In this memoir, Paulsen shares anecdotes about the ways dogs, horses, birds, and other creatures have touched and shaped his life. Listeners are introduced to dogs such as Corky, a toy poodle whose unfailing instinct protects Paulsen from grizzly bear attacks; Josh, a horseback-riding border collie; and Gretchen, a coffee drinker with an uncanny ability to converse with humans via head nods. Paulsen also describes encounters with wild animals, such as moose, coyotes, bees, ravens, and rattlesnakes. Narrator Sanders expertly voices this production, making listeners feel like they are actually out in the Alaskan bush or barren desert experiencing these animal encounters for themselves.
The Walls Around Us by Nova Ren Suma. Recorded Books. Gr 9 Up. Read by Georgia King & Sandy Rustin.
In alternating narratives that ultimately converge in supernatural ways, two girls share a connection, though, ostensibly, their stories are separated by three years. Violet is an 18-year-old ballet dancer, recently graduated and soon to start at Juilliard. Amber is incarcerated at a juvenile detention center for allegedly killing her abusive stepfather.
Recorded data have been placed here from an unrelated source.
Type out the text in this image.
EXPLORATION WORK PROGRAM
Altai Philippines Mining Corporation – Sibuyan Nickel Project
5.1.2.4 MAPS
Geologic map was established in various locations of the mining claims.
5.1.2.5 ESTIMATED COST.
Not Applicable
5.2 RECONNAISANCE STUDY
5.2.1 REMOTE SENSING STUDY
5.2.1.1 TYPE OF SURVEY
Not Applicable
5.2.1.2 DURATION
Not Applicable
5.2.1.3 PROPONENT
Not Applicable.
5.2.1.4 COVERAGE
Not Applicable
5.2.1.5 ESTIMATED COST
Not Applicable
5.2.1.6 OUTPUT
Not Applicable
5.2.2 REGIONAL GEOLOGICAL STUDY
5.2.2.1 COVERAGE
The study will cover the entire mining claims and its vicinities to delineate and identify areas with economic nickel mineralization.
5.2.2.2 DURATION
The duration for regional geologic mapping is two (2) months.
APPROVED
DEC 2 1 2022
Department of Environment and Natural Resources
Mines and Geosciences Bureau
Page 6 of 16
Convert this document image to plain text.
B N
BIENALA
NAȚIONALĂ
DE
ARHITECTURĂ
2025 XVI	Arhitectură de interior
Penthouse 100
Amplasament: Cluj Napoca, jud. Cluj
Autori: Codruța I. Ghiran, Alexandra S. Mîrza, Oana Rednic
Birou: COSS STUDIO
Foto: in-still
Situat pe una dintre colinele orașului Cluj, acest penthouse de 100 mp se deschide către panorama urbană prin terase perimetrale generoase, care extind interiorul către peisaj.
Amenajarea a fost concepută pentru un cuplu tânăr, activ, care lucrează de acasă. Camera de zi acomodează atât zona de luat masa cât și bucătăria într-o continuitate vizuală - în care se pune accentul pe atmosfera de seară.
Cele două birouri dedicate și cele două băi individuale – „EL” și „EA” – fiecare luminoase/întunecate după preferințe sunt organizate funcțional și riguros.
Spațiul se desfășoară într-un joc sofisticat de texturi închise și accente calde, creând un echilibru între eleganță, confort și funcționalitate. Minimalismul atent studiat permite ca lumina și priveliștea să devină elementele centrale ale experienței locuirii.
Tying them together is Orianna, Violet’s best friend, who becomes Amber’s cellmate at Aurora Hills. King gives Violet’s voice an edge that perfectly conveys the sense of superiority she displays. Rustin utilizes a more matter-of-fact tone that reflects Amber’s observational nature and her tendency to use first-person plural, speaking for the inmates of Aurora Hills as a whole, paradoxically obscuring and foreshadowing future events.
The Unlikely Hero of Room 13B by Theresa Toten. Listening Library. Gr 7 Up. Read by Johnathan McClain.
Fifteen-year-old Adam’s life is a melting pot of teenage angst as he balances his commitment to his divorced parents, his mother’s (ultimately destructive) secret, and his escalating obsessive compulsive disorder (OCD). The pot gets stirred when Robyn Plummer enters room 13B and the Young Adult OCD Support Group; Adam falls flat out in love. Adam, “the horse whisperer of Group,” feels compelled to save everyone who enters his life, which tends to accelerate his OCD tendencies, including counting and tapping and having difficulty crossing thresholds. Yet in order to save others, he must first save himself. Narrator McClain is fabulous at voicing the eclectic cast, perfectly capturing Adam, especially the thoughts that zip through our hero’s frazzled mind.
The Great War: Stories Inspired by Items from the First World War. Brilliance. Gr 5-8. Read by Nico Evers-Swindell, JD Jackson, Gerard Doyle, Richard Halverson, Sarah Coomes, & Nick Podehl.
At the 11th hour on the 11th day of the 11th month in 1918, Germany and the Allies signed the truce ending the Great War, as World War I was then called. Here 11 authors—Tanya Lee Stone, Marcus Sedgwick, David Almond, Timothée de Fombelle, A.L. Kennedy, Ursula Dubosarsky, Michael Morpurgo, John Boyne, Tracy Chevalier, Sheena Wilkinson, and Adèle Geras—have each contributed a short story built around an artifact from the era, including a helmet, a compass, a recruitment poster, and a Christmas tin, to introduce the time period to middle grade students. The historical fiction pieces come to life in the rich voices of performers Evers-Swindell, Jackson, Doyle, Halverson, Coomes, and Podehl.